There is no stigma to being a parasite so that’s what people do, with justifications as above. Just because it isn’t legally required doesn’t mean it is ethical to not do it.
This is the author choosing to work for free (which is fine), wanting to get paid (which is fine, and I do suggest he does charge for his software), and this thread making up an alleged ethical obligation to pay for something which has a price tag of zero.
1. Not a commentary on the quality if F/OSS, which I love.
If funding suddenly materializes for this developer as a result of this email, will you search for a bug in your worldview?
If you want to write open source code for living, you have to find a business model that works. In this case, it is even under permissive license.
* code freeze - code is under open source license only a certain time after commit/release. Maybe add "support", aka you get security fixes in timely manner.
* open core - put some features behind commericial door.

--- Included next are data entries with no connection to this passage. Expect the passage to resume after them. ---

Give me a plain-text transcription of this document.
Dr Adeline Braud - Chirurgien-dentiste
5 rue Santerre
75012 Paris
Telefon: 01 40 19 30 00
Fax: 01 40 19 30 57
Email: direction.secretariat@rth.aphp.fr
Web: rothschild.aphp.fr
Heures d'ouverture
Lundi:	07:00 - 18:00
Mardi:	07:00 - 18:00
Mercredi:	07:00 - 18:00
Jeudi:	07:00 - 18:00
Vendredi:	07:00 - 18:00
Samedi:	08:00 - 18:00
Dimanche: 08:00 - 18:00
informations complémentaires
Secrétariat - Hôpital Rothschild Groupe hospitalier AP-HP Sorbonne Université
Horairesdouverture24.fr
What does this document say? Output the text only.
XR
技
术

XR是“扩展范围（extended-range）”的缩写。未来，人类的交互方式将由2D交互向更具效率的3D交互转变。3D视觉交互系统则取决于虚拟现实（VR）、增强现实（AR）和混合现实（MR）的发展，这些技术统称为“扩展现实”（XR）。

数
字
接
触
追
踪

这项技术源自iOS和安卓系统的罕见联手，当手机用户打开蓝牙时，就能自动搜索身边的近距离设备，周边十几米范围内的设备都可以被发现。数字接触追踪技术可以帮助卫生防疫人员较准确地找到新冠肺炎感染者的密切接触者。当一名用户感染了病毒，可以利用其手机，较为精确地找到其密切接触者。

* go ImageSharp way of split license. That one is fun, because MS deprecated/killed (throws exceptions on attempt to use) official image/font library and that was was intended replacement. Rather blatant offloading of costs.
This has been rehashed several time (core-js recently https://github.com/zloirock/core-js/blob/master/docs/2023-02...).
The gist of it is: Companies are not going to pay if they don't have to. That is the reality and it's not going to change. Plan accordingly.
https://nlnet.nl/news/2023/20230401-call.html
If you want to write OSS for a living get good at writing grant proposals. There's money out there, but you have to know where it is and you have to ask for it.